The new man realizes that there is a reason that the Alleluia is not found in the Scriptures of the New Testament until the revelation of the songs of the saints in heaven in Revelation 19. In the Scriptures of the New Testament the Alleluia is only hinted at through admonitions concerning regular use of the Psalms and hymns and spiritual songs and in Old Testament quotations such as Romans 15:11 where St. Paul quotes Psalm 117 but not using Hallel. But the word Alleluia is not actually recorded until it is heard in Revelation 19.

In the accounts of the New Testament a very different language of praise is recorded. Instead of Alleluia we hear “Hosanna in the highest. Blessed is He who comes in the name of the Lord!” We also hear, “Kyrie Eleison!” (Hosanna = save now & eleison = have mercy.) Sometimes we only hear the sobs of a woman anointing the feet of her Lord and God with perfume and washing His feet with her tears and drying them with her hair. We hear the pitiful cry of the publican in the temple, “God, be merciful to me, a sinner!” and of the repentant thief on the cross, “Lord, remember me when thou comest into thy kingdom.”

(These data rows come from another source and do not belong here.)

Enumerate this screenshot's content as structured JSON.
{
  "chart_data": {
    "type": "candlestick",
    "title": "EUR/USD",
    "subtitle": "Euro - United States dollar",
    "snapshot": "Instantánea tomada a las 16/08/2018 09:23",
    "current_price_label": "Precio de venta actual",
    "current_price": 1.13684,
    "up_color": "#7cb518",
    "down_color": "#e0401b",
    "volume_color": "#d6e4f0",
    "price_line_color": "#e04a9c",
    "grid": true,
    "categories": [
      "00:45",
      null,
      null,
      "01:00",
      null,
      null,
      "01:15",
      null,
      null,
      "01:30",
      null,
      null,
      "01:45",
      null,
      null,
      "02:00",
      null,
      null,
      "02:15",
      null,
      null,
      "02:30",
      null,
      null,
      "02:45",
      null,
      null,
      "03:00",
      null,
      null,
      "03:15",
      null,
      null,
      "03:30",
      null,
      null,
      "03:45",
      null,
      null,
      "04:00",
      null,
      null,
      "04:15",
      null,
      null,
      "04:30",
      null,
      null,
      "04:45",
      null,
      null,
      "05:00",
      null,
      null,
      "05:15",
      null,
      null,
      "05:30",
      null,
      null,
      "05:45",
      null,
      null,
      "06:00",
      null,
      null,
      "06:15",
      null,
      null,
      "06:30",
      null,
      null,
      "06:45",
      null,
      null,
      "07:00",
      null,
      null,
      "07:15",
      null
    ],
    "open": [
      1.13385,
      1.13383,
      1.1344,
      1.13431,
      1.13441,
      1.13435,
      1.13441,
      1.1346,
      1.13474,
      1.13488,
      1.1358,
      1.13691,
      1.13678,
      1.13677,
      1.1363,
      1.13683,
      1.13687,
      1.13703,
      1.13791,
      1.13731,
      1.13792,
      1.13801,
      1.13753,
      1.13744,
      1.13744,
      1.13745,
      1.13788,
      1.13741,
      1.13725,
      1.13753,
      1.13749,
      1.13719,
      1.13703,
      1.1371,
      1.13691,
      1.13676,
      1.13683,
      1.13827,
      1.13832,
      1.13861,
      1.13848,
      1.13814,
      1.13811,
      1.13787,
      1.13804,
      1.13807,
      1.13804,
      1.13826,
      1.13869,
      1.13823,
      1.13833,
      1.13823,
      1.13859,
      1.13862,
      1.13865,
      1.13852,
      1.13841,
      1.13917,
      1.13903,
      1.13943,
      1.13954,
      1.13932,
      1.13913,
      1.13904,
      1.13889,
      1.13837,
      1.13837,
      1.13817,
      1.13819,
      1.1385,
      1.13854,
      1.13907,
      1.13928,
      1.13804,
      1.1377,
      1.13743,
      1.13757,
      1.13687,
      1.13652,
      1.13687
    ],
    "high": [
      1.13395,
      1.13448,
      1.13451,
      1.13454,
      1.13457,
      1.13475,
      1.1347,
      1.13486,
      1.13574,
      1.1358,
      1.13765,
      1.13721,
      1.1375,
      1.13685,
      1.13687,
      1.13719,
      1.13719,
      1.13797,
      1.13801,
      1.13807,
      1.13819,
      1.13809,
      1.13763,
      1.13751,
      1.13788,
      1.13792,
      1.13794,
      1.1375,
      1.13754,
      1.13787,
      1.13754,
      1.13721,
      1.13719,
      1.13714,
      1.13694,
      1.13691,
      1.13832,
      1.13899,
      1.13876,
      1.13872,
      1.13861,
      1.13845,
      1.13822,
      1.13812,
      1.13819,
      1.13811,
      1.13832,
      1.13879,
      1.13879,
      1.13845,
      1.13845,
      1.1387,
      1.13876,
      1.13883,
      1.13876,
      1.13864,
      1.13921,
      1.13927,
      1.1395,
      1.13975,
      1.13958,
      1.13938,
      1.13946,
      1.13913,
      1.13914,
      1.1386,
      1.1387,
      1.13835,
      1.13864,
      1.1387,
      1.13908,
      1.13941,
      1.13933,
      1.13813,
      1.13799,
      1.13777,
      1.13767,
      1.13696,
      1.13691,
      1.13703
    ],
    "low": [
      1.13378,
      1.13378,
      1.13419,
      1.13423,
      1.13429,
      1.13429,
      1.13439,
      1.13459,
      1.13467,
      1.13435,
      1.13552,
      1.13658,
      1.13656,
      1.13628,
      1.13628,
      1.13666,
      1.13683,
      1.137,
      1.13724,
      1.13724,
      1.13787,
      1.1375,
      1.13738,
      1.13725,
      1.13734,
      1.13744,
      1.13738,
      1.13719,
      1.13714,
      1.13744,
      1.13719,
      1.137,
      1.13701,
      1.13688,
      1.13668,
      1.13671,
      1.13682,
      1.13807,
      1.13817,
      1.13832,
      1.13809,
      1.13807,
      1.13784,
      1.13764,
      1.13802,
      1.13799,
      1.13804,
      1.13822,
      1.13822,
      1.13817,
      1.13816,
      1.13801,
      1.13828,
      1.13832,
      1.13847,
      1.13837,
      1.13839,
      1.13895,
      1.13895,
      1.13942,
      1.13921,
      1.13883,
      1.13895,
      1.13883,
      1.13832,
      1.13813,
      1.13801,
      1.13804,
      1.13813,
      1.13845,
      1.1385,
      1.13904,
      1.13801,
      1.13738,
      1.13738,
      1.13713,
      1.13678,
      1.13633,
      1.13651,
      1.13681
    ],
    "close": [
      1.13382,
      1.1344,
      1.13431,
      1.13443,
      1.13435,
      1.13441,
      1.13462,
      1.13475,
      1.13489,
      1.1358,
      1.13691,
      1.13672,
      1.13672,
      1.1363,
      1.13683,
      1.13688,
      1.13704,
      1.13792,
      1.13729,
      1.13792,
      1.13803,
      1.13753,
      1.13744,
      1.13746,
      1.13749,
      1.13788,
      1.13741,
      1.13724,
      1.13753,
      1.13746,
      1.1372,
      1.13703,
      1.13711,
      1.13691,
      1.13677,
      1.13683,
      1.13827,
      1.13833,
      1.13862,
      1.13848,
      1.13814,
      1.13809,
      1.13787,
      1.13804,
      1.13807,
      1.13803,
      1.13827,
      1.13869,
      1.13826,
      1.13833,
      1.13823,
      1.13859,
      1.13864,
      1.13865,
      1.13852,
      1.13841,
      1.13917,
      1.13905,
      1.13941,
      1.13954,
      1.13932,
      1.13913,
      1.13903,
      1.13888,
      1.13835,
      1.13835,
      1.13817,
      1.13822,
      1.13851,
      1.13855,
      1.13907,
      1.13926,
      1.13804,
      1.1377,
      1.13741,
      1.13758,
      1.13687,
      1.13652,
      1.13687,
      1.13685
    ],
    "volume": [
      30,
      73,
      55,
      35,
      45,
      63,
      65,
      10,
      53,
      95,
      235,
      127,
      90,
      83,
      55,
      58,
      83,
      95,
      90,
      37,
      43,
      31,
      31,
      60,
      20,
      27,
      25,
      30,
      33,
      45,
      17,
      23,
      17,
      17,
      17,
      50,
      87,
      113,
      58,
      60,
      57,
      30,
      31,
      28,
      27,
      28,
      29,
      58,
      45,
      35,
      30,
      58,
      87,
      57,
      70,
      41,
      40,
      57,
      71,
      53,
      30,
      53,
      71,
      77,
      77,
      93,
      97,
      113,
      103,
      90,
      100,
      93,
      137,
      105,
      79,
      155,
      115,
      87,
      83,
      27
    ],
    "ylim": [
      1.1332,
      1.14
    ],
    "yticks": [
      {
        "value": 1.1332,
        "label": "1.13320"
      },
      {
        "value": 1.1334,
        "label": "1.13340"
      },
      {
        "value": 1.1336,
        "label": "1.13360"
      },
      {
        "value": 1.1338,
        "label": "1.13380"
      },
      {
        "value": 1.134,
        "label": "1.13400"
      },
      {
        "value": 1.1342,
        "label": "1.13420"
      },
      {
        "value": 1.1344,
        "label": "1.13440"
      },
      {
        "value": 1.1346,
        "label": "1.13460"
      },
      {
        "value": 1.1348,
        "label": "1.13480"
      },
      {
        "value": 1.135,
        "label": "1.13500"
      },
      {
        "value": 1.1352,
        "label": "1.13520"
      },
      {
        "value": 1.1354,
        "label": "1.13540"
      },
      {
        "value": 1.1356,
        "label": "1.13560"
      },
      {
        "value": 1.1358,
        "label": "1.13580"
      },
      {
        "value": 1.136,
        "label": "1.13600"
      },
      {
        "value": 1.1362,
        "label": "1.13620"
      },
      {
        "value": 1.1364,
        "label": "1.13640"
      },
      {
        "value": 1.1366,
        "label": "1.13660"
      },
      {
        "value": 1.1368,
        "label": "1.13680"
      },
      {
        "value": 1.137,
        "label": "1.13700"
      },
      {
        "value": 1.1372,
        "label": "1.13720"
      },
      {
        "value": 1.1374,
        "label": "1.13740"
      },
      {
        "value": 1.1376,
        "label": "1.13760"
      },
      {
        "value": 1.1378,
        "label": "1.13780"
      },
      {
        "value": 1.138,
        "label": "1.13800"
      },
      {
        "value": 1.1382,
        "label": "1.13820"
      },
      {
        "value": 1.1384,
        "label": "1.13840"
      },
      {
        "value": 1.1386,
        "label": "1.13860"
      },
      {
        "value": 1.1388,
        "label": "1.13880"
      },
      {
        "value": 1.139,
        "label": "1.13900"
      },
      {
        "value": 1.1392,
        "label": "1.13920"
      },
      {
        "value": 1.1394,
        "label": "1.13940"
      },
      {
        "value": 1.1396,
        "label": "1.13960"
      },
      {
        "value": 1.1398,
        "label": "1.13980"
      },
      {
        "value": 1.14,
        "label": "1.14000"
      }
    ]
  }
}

This is not the audacious language of the sinful nature. Not at all! This is the humble and contrite language of repentance. This is the language of John the Baptist and of Jesus: “Repent, for the kingdom of heaven is at hand!” Interestingly, neither John nor Jesus stood in the temple shouting “Alleluia!” They did not stand in the temple and call the people to join in praising God. Rather, they went out into the wilderness, where the people would have to abandon all of their lofty praises and be humbled by the harshness of the curse in the world to sit on grass and rocks and soil and to be quiet and listen. For this is the nature of true worship: not to speak and sing the praises of God, but to listen and to hear and to receive the Gospel through the means of grace.

Alleluia is not truly ours to sing at all. Rather, it is the response that God works in us through the seemingly common elements of water and bread and wine. Thus the meal of Thanksgiving is held before us as the showing of the Lord’s death till He comes. It is to this awareness that the season of Lent draws us. It is for this reason that we are urged for a season to set aside our audacious presumptions of Alleluias as our right so that we may again learn to acknowledge them as God’s gifts that have been purchased for us at the cost of the suffering and death of Jesus. Then the Old Adam has no claim on us and is no longer able to puff us up with empty and imaginary rights of our own to praise God. Then we humbly bow before our God and Savior to receive the worthiness of His glory, born of the Virgin, to suffer and die our miserable death for us so that by His glorious merits we are declared righteous to come into the holiness of God and receive the praises that fill us until we overflow with them in our lives and in our worship.